Je leur raconte aussi l’histoire ; la misère
Du peuple juif, maudit qu’il faut enfin bénir ;
La Grèce, rayonnant jusque dans l’avenir ;
Rome ; l’antique Égypte et ses plaines sans ombre,
Et tout ce qu’on y voit de sinistre et de sombre.
Lieux effrayants ! tout meurt ; le bruit humain finit.
Tous ces démons taillés dans des blocs de granit,
Olympe monstrueux des époques obscures,
Les Sphinx, les Anubis, les Ammons, les Mercures,
Sont assis au désert depuis quatre mille ans.
Autour d’eux le vent souffle, et les sables brûlants
Montent comme une mer d’où sort leur tête énorme ;
La pierre mutilée a gardé quelque forme
De statue ou de spectre, et rappelle d’abord
Les plis que fait un drap sur la face d’un mort ;
On y distingue encor le front, le nez, la bouche,
Les yeux, je ne sais quoi d’horrible et de farouche
Qui regarde et qui vit, masque vague et hideux.
Le voyageur de nuit, qui passe à côté d’eux,
S’épouvante, et croit voir, aux lueurs des étoiles,
Des géants enchaînés et muets sous des voiles.

La Terrasse, août 1840.

Ce détail d'un dessin de Victor Hugo représente des dunes en bord d'océan.
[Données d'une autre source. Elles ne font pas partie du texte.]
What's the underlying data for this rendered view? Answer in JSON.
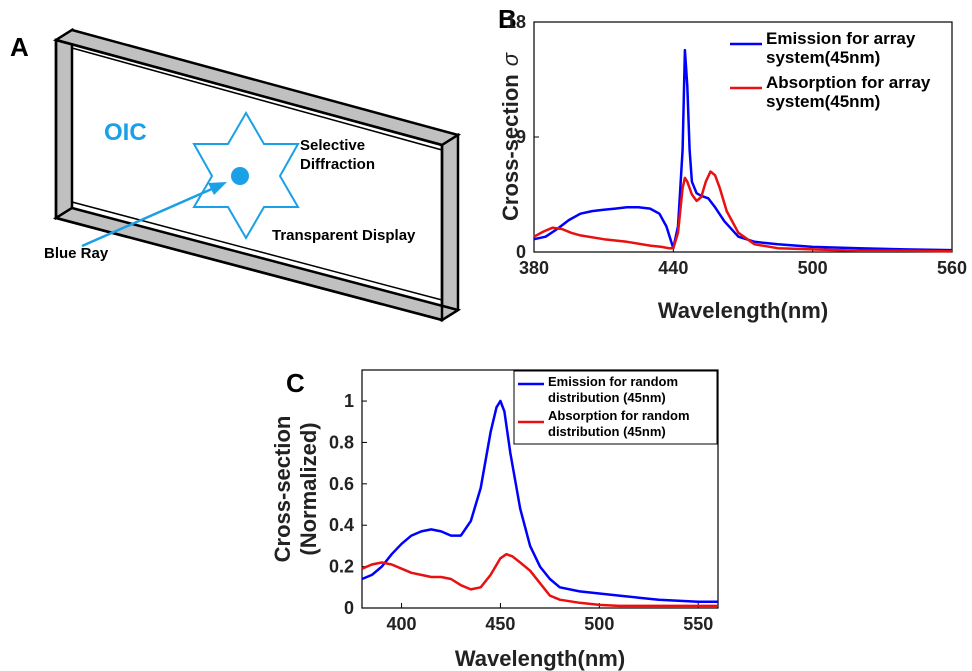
{
  "diagram": {
    "panel_label": "A",
    "oic_label": "OIC",
    "selective_label_line1": "Selective",
    "selective_label_line2": "Diffraction",
    "transparent_label": "Transparent Display",
    "blue_ray_label": "Blue Ray",
    "colors": {
      "star": "#1aa0e6",
      "frame_fill": "#c0c0c0",
      "frame_stroke": "#000000"
    },
    "icons": [
      "star-of-david-icon",
      "blue-dot-icon",
      "arrow-icon"
    ]
  },
  "chart_data": [
    {
      "panel_label": "B",
      "type": "line",
      "title": "",
      "xlabel": "Wavelength(nm)",
      "ylabel": "Cross-section",
      "ylabel_symbol": "σ",
      "xlim": [
        380,
        560
      ],
      "ylim": [
        0,
        18
      ],
      "xticks": [
        380,
        440,
        500,
        560
      ],
      "yticks": [
        0,
        9,
        18
      ],
      "legend_position": "top-right",
      "series": [
        {
          "name": "Emission for array system(45nm)",
          "color": "#0000ff",
          "x": [
            380,
            385,
            390,
            395,
            400,
            405,
            410,
            415,
            420,
            425,
            430,
            434,
            437,
            440,
            442,
            444,
            445,
            446,
            447,
            448,
            450,
            452,
            455,
            458,
            462,
            468,
            475,
            485,
            500,
            520,
            540,
            560
          ],
          "y": [
            1.0,
            1.2,
            1.8,
            2.5,
            3.0,
            3.2,
            3.3,
            3.4,
            3.5,
            3.5,
            3.4,
            3.0,
            2.0,
            0.3,
            2.0,
            8.0,
            15.8,
            13.0,
            8.0,
            5.5,
            4.6,
            4.4,
            4.2,
            3.5,
            2.4,
            1.2,
            0.8,
            0.6,
            0.4,
            0.3,
            0.2,
            0.15
          ]
        },
        {
          "name": "Absorption for array system(45nm)",
          "color": "#e81010",
          "x": [
            380,
            384,
            388,
            392,
            396,
            400,
            410,
            420,
            430,
            435,
            438,
            440,
            442,
            444,
            445,
            446,
            448,
            450,
            452,
            454,
            456,
            458,
            460,
            463,
            468,
            475,
            485,
            500,
            520,
            540,
            560
          ],
          "y": [
            1.2,
            1.6,
            1.9,
            1.8,
            1.5,
            1.3,
            1.0,
            0.8,
            0.5,
            0.4,
            0.3,
            0.3,
            1.5,
            5.0,
            5.8,
            5.5,
            4.5,
            4.0,
            4.3,
            5.5,
            6.3,
            6.0,
            5.0,
            3.2,
            1.5,
            0.6,
            0.3,
            0.2,
            0.1,
            0.1,
            0.05
          ]
        }
      ]
    },
    {
      "panel_label": "C",
      "type": "line",
      "title": "",
      "xlabel": "Wavelength(nm)",
      "ylabel": "Cross-section (Normalized)",
      "ylabel_lines": [
        "Cross-section",
        "(Normalized)"
      ],
      "xlim": [
        380,
        560
      ],
      "ylim": [
        0,
        1.15
      ],
      "xticks": [
        400,
        450,
        500,
        550
      ],
      "yticks": [
        0,
        0.2,
        0.4,
        0.6,
        0.8,
        1
      ],
      "ytick_labels": [
        "0",
        "0.2",
        "0.4",
        "0.6",
        "0.8",
        "1"
      ],
      "legend_position": "top-right",
      "series": [
        {
          "name": "Emission for random distribution (45nm)",
          "color": "#0000ff",
          "x": [
            380,
            385,
            390,
            395,
            400,
            405,
            410,
            415,
            420,
            425,
            430,
            435,
            440,
            445,
            448,
            450,
            452,
            455,
            460,
            465,
            470,
            475,
            480,
            490,
            500,
            510,
            520,
            530,
            540,
            550,
            560
          ],
          "y": [
            0.14,
            0.16,
            0.2,
            0.26,
            0.31,
            0.35,
            0.37,
            0.38,
            0.37,
            0.35,
            0.35,
            0.42,
            0.58,
            0.85,
            0.97,
            1.0,
            0.95,
            0.75,
            0.48,
            0.3,
            0.2,
            0.14,
            0.1,
            0.08,
            0.07,
            0.06,
            0.05,
            0.04,
            0.035,
            0.03,
            0.03
          ]
        },
        {
          "name": "Absorption for random distribution (45nm)",
          "color": "#e81010",
          "x": [
            380,
            385,
            390,
            395,
            400,
            405,
            410,
            415,
            420,
            425,
            430,
            435,
            440,
            445,
            450,
            453,
            456,
            460,
            465,
            470,
            475,
            480,
            490,
            500,
            510,
            520,
            530,
            540,
            550,
            560
          ],
          "y": [
            0.19,
            0.21,
            0.22,
            0.21,
            0.19,
            0.17,
            0.16,
            0.15,
            0.15,
            0.14,
            0.11,
            0.09,
            0.1,
            0.16,
            0.24,
            0.26,
            0.25,
            0.22,
            0.18,
            0.12,
            0.06,
            0.04,
            0.025,
            0.015,
            0.01,
            0.01,
            0.01,
            0.01,
            0.01,
            0.01
          ]
        }
      ]
    }
  ]
}
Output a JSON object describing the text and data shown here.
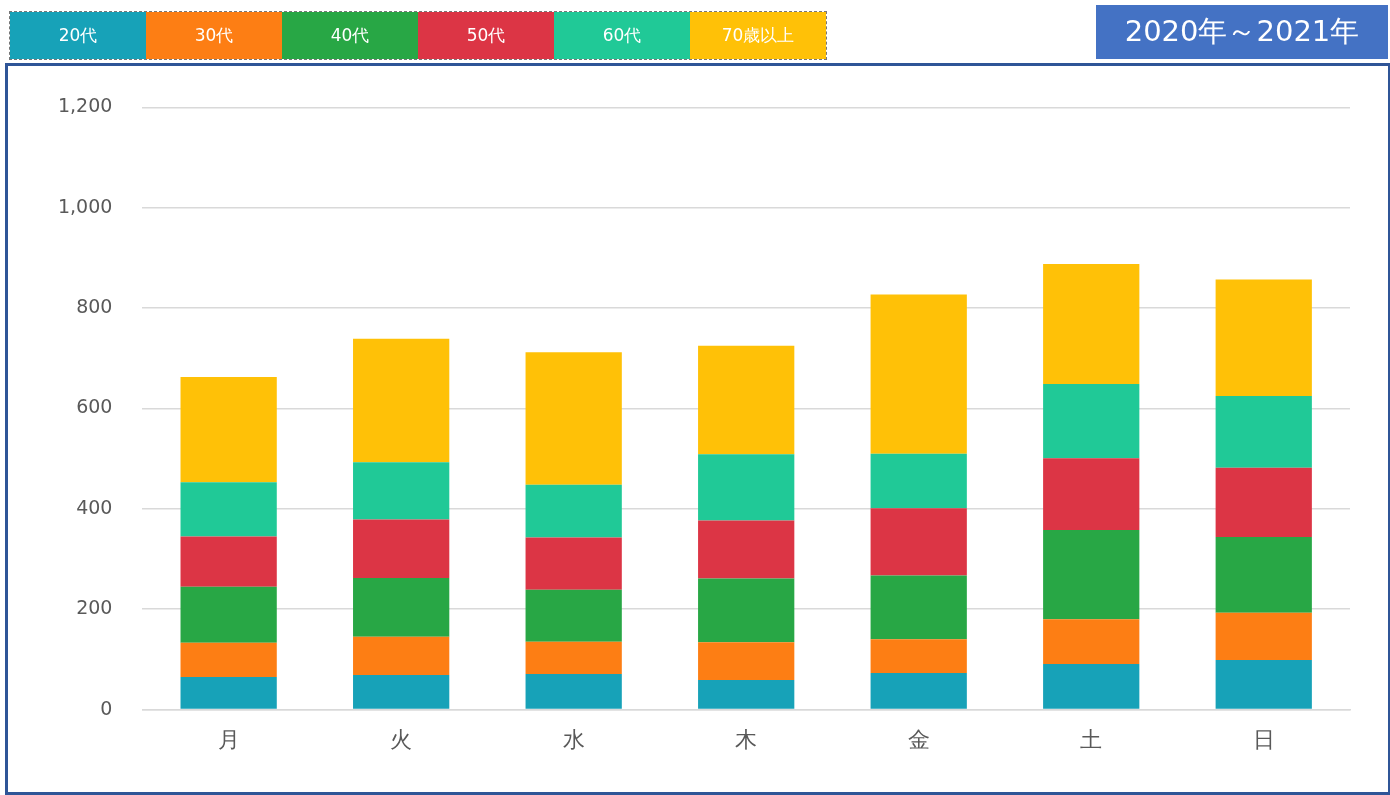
{
  "chart_data": {
    "type": "bar",
    "title": "2020年～2021年",
    "stacked": true,
    "legend": "top left",
    "grid": "y",
    "categories": [
      "月",
      "火",
      "水",
      "木",
      "金",
      "土",
      "日"
    ],
    "ylim": [
      0,
      1200
    ],
    "yticks": [
      {
        "value": 0,
        "label": "0"
      },
      {
        "value": 200,
        "label": "200"
      },
      {
        "value": 400,
        "label": "400"
      },
      {
        "value": 600,
        "label": "600"
      },
      {
        "value": 800,
        "label": "800"
      },
      {
        "value": 1000,
        "label": "1,000"
      },
      {
        "value": 1200,
        "label": "1,200"
      }
    ],
    "series": [
      {
        "name": "20代",
        "color": "#17a2b8",
        "values": [
          65,
          69,
          71,
          59,
          73,
          91,
          99
        ]
      },
      {
        "name": "30代",
        "color": "#fd7e14",
        "values": [
          68,
          76,
          64,
          75,
          67,
          89,
          94
        ]
      },
      {
        "name": "40代",
        "color": "#28a745",
        "values": [
          112,
          117,
          104,
          127,
          127,
          178,
          151
        ]
      },
      {
        "name": "50代",
        "color": "#dc3545",
        "values": [
          100,
          117,
          104,
          116,
          134,
          143,
          138
        ]
      },
      {
        "name": "60代",
        "color": "#20c997",
        "values": [
          108,
          114,
          105,
          132,
          109,
          148,
          143
        ]
      },
      {
        "name": "70歳以上",
        "color": "#ffc107",
        "values": [
          210,
          246,
          264,
          216,
          317,
          239,
          232
        ]
      }
    ]
  }
}
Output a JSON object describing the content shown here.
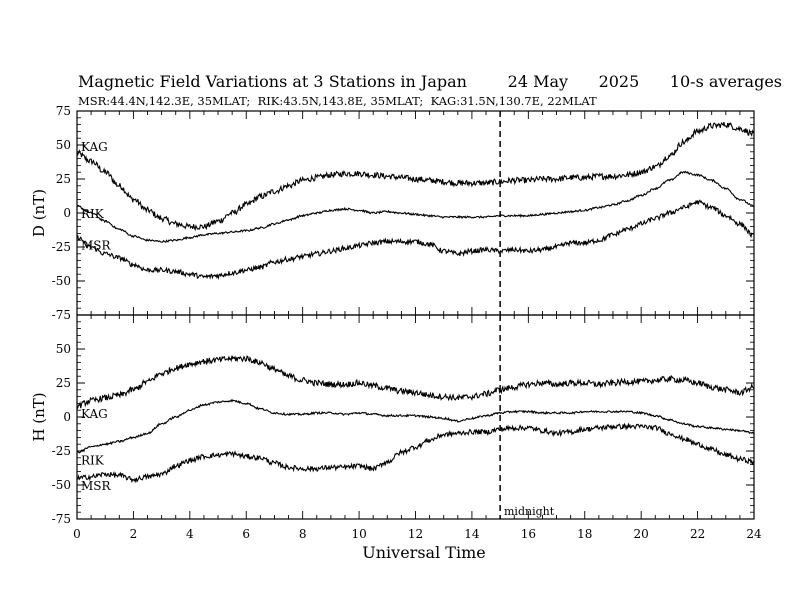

Des paroles, invisibles à l’œil, y naissent.

XIII. Paroles sur la dune

Paroles sur la dune – Les références

Les contemplationsLivre cinquième : En marche ;
Collection Bouquins, Robert Laffont, Œuvres complètes de Victor HugoPoésie II, p 443.

Paroles sur la dune – L’enregistrement

Je vous invite à écouter Paroles sur la dune, un poème des Contemplations, En marche, de Victor Hugo.
Il est précédé de XII. Dolorosæ et suivi de XIV. Claire P..

Paroles sur la dune


Paroles sur la dune – Le texte

XIII
Paroles sur la dune


Maintenant que mon temps décroît comme un flambeau,
Que mes tâches sont terminées ;
Maintenant que voici que je touche au tombeau
Par les deuils et par les années,

Et qu’au fond de ce ciel que mon essor rêva,
Je vois fuir, vers l’ombre entraînées,
Comme le tourbillon du passé qui s’en va,
Tant de belles heures sonnées ;

Maintenant que je dis : — Un jour, nous triomphons ;
Le lendemain, tout est mensonge ! —
Je suis triste, et je marche au bord des flots profonds,
Courbé comme celui qui songe.

Je regarde, au-dessus du mont et du vallon,
Et des mers sans fin remuées,
S’envoler sous le bec du vautour aquilon,
Toute la toison des nuées ;

J’entends le vent dans l’air, la mer sur le récif,
L’homme liant la gerbe mûre ;
J’écoute, et je confronte en mon esprit pensif
Ce qui parle à ce qui murmure ;

Et je reste parfois couché sans me lever
Sur l’herbe rare de la dune,
Jusqu’à l’heure où l’on voit apparaître et rêver
Les yeux sinistres de la lune.

Elle monte, elle jette un long rayon dormant
À l’espace, au mystère, au gouffre ;
Et nous nous regardons tous les deux fixement,
Elle qui brille et moi qui souffre.

Où donc s’en sont allés mes jours évanouis ?
Est-il quelqu’un qui me connaisse ?
Ai-je encor quelque chose en mes yeux éblouis,
De la clarté de ma jeunesse ?

Tout s’est-il envolé ? Je suis seul, je suis las ;
J’appelle sans qu’on me réponde ;
Ô vents ! ô flots ! ne suis-je aussi qu’un souffle, hélas !
Hélas ! ne suis-je aussi qu’une onde ?

Ne verrai-je plus rien de tout ce que j’aimais ?
Au dedans de moi le soir tombe.
Ô terre, dont la brume efface les sommets,
Suis-je le spectre, et toi la tombe ?

Ai-je donc vidé tout, vie, amour, joie, espoir ?
J’attends, je demande, j’implore ;
Je penche tour à tour mes urnes pour avoir
De chacune une goutte encore !

Comme le souvenir est voisin du remord !
Comme à pleurer tout nous ramène !
Et que je te sens froide en te touchant, ô mort,
Noir verrou de la porte humaine !

Et je pense, écoutant gémir le vent amer,
Et l’onde aux plis infranchissables ;
L’été rit, et l’on voit sur le bord de la mer
Fleurir le chardon bleu des sables.

5 août 1854, anniversaire de mon arrivée à Jersey.